In this paper, the authors examine the effect of geographic location on executive compensation policy. This issue is of great importance to small and medium sized enterprises (SMEs) as they are generally located far from urban centers, often suffer from greater information asymmetry and severe manager-shareholder conflicts, and face the challenge of attracting talented and experienced executives. Using a sample 337 Canadian SMEs over the period spanning 2008 to 2011, the authors show that Canadian SMEs tend to design their executive pay packages in a way that attracts high-quality executives and addresses potential information asymmetry and agency problems arising from geographic distance. More precisely, they find that rural SMEs are more likely to pay a large part of the executive compensation in cash in an attempt to attract talented executives. They also find that equity-based pay and pay-performance sensitivity are used by rural SMEs as an important tool to align managers’ and shareholders’ interests. The results, however, show that total compensation remains the same for both urban and rural SMEs.

The second paper “Governance and Performance of MFIs: The Cameroon Case” is by Léopold Djoutsa Wamba (University of Dschang, Cameroon), Isidore Bimeme Bengono (University of Dschang, Cameroon), Jean-Michel Sahut (IDRAC Business School, France and HEG Fribourg, Switzerland) and Frédéric Teulon (IPAG Business School Paris, France). In this study, the authors explore the effect of corporate governance mechanisms on firms’ financial and social performance in the context of microfinance institutions (MFIs) in Cameroon. The poor performance of MFIs has raised doubts about the effectiveness of their governance practices which may have an important impact on their decision-making and operational processes. Since prior research fails to acknowledge that corporate governance mechanisms can have important positive effects on MFIs performance, the authors of this study examine whether the effectiveness of corporate governance is conditional on the legal status of MFIs. More specifically, they focus on four major governance mechanisms, namely, ownership structure, the characteristics of the board of directors, regulation/supervision, and external auditing. Based on questionnaire data obtained from 137 MFIs’ executives in October 2012, the authors show that only 8 out of 20 investigated governance variables matter for MFIs performance. More importantly, they reveal that the effect of governance mechanisms on corporate performance depends on the legal status of the MFI (cooperative and mutual benefit companies, non-profit NGOs, and private companies and profit seeking NGOs). This result suggests that the implementation of corporate governance practices should be adapted to the legal status of the MFI to make it more effective in improving corporate performance.
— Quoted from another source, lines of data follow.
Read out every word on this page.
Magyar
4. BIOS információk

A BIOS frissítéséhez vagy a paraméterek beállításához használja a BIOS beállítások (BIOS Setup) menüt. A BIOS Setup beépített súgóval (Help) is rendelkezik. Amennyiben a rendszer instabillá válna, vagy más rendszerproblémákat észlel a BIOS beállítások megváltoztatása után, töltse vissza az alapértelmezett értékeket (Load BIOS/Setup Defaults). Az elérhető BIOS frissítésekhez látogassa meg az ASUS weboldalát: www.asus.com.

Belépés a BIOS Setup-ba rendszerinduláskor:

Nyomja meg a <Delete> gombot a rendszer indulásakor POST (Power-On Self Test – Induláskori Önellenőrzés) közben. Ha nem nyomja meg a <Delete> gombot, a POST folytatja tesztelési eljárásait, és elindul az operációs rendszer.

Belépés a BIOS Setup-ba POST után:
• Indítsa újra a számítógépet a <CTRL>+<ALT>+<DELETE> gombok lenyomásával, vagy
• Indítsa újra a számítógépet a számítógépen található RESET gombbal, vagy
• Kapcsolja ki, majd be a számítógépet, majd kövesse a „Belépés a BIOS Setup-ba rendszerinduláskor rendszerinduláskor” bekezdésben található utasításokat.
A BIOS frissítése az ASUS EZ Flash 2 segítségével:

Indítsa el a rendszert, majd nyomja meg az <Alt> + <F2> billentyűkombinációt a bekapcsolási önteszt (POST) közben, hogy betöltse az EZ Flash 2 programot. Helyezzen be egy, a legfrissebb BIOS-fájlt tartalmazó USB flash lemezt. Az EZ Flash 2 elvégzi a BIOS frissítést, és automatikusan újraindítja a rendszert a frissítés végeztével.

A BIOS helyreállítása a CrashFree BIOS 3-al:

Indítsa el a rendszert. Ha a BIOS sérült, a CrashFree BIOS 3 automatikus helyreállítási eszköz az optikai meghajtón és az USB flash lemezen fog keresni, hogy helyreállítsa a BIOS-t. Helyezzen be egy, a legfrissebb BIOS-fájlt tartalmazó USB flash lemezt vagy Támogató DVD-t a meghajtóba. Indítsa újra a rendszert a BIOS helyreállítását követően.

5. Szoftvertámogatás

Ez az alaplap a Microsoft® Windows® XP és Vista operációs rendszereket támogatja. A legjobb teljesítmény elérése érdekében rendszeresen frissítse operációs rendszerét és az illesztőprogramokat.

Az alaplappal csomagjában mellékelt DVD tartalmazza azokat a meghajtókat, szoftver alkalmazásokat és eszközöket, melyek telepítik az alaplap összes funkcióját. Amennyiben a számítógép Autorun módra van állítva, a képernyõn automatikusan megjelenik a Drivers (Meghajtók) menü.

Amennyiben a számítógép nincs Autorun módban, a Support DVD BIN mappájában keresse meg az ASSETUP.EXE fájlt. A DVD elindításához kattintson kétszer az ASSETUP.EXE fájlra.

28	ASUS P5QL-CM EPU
The third paper in this special issue “Product Market Competition and Analyst Following” by Syrine Sassi (IRG, Université Paris Est Créteil, France) and Narjess Toumi (IRG, Université Paris Est Créteil, France) analyzes the effect of product market competition on the extent of analyst coverage of French listed firms. The vast body of academic research on financial analysts has paid relatively little attention to the question of whether industry characteristics have any influence on analyst following. Since previous studies document that analyst activity may significantly differ across industries (e.g., Bhushan 1989; O’Brien and Bhushan 1990; Boubaker and Labégorre 2008), the authors aim in their paper is to further our understanding of the underlying industry factors that account for these differences. More specifically, their study examines the link between product market competition and analyst following. On the one hand, product market competition has been shown to impinge on firms’ information environments by discouraging the revelation of private information to rivals, which increases investors’ need to information provided by financial analysts. On the other hand, it is widely documented that competition acts as an external disciplinary mechanism by exposing firms to severe liquidation threats, which might in turn substitute for analyst screening and monitoring services.
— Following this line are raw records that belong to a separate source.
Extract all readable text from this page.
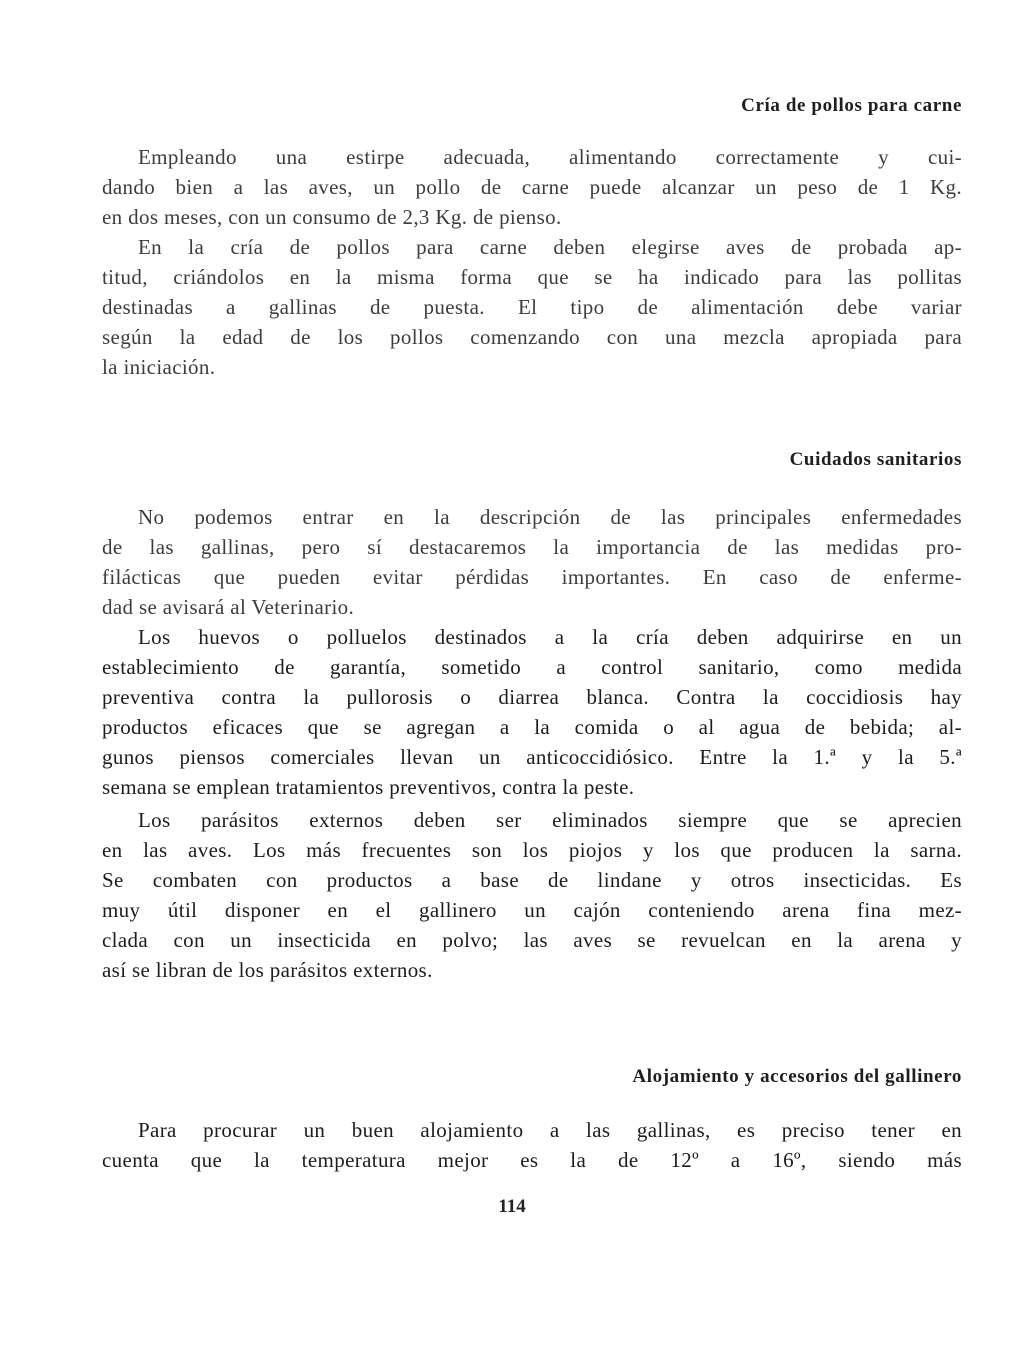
Cría de pollos para carne
Empleando una estirpe adecuada, alimentando correctamente y cui-
dando bien a las aves, un pollo de carne puede alcanzar un peso de 1 Kg.
en dos meses, con un consumo de 2,3 Kg. de pienso.
En la cría de pollos para carne deben elegirse aves de probada ap-
titud, criándolos en la misma forma que se ha indicado para las pollitas
destinadas a gallinas de puesta. El tipo de alimentación debe variar
según la edad de los pollos comenzando con una mezcla apropiada para
la iniciación.
Cuidados sanitarios
No podemos entrar en la descripción de las principales enfermedades
de las gallinas, pero sí destacaremos la importancia de las medidas pro-
filácticas que pueden evitar pérdidas importantes. En caso de enferme-
dad se avisará al Veterinario.
Los huevos o polluelos destinados a la cría deben adquirirse en un
establecimiento de garantía, sometido a control sanitario, como medida
preventiva contra la pullorosis o diarrea blanca. Contra la coccidiosis hay
productos eficaces que se agregan a la comida o al agua de bebida; al-
gunos piensos comerciales llevan un anticoccidiósico. Entre la 1.ª y la 5.ª
semana se emplean tratamientos preventivos, contra la peste.
Los parásitos externos deben ser eliminados siempre que se aprecien
en las aves. Los más frecuentes son los piojos y los que producen la sarna.
Se combaten con productos a base de lindane y otros insecticidas. Es
muy útil disponer en el gallinero un cajón conteniendo arena fina mez-
clada con un insecticida en polvo; las aves se revuelcan en la arena y
así se libran de los parásitos externos.
Alojamiento y accesorios del gallinero
Para procurar un buen alojamiento a las gallinas, es preciso tener en
cuenta que la temperatura mejor es la de 12º a 16º, siendo más
114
To empirically examine these two competing arguments, the authors use a sample of 520 French listed firms from 2000 to 2013. After controlling for various determinants of analyst following, the findings lend strong support to the substitution effect argument by showing that the number of analysts following a given listed firm decreases with the intensification of product market competition. These results suggest that the disciplinary power of competition is effective in reducing the marginal benefit of analyst coverage that provides similar disciplinary effects. In other words, product market competition makes shareholders more confident that firms are well monitored, which provides less incentives for investors to seek more private information from financial analysts. The authors conclude that there is a substitution effect between competition and analyst following as an external corporate governance mechanism.
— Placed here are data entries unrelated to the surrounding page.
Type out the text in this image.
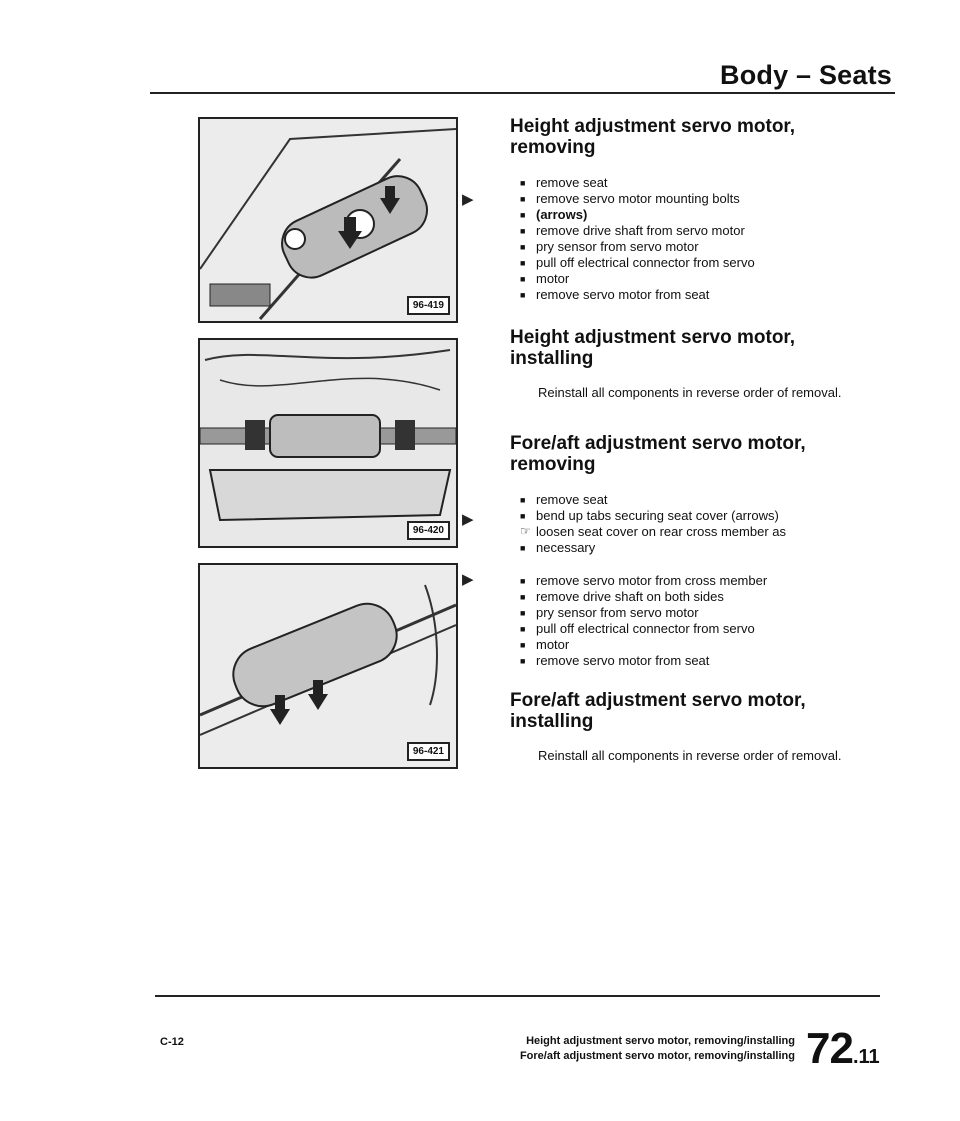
Body – Seats
96-419
96-420
96-421
▶
▶
▶
Height adjustment servo motor, removing
■ remove seat
■ remove servo motor mounting bolts
■ (arrows)
■ remove drive shaft from servo motor
■ pry sensor from servo motor
■ pull off electrical connector from servo
■ motor
■ remove servo motor from seat
Height adjustment servo motor, installing
Reinstall all components in reverse order of removal.
Fore/aft adjustment servo motor, removing
■ remove seat
■ bend up tabs securing seat cover (arrows)
☞ loosen seat cover on rear cross member as
■ necessary
■ remove servo motor from cross member
■ remove drive shaft on both sides
■ pry sensor from servo motor
■ pull off electrical connector from servo
■ motor
■ remove servo motor from seat
Fore/aft adjustment servo motor, installing
Reinstall all components in reverse order of removal.
C-12	Height adjustment servo motor, removing/installing
Fore/aft adjustment servo motor, removing/installing 72.11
Finally, in the paper “Ownership Structure and Investment-cash Flow Sensitivity” by Imen Derouiche (University of Luxembourg, Luxembourg), Majdi Hassan (DEFI, ESSEC Tunis, Tunisia) and Amdouni Sarra (DEFI, ESSEC Tunis, Tunisia), the authors study the effect of control-ownership wedge on the sensitivity of investment to cash flows. Consistent with the free cash flow hypothesis of Jensen (1986), self-interested insiders may use abundant internal funds at their disposal to undertake unprofitable and unnecessary investments−overinvestment−, especially when profitable projects are scarce. In this context, the extent to which investment is sensitive to cash flow may depend on the severity of agency problems arising from the tendency of insiders to obtain pecuniary and non-pecuniary private benefits by overinvesting. In this study, the authors examine this issue by focusing on the effect of agency problems associated with ownership structure on investment-cash flow sensitivity of firms with concentrated ownership.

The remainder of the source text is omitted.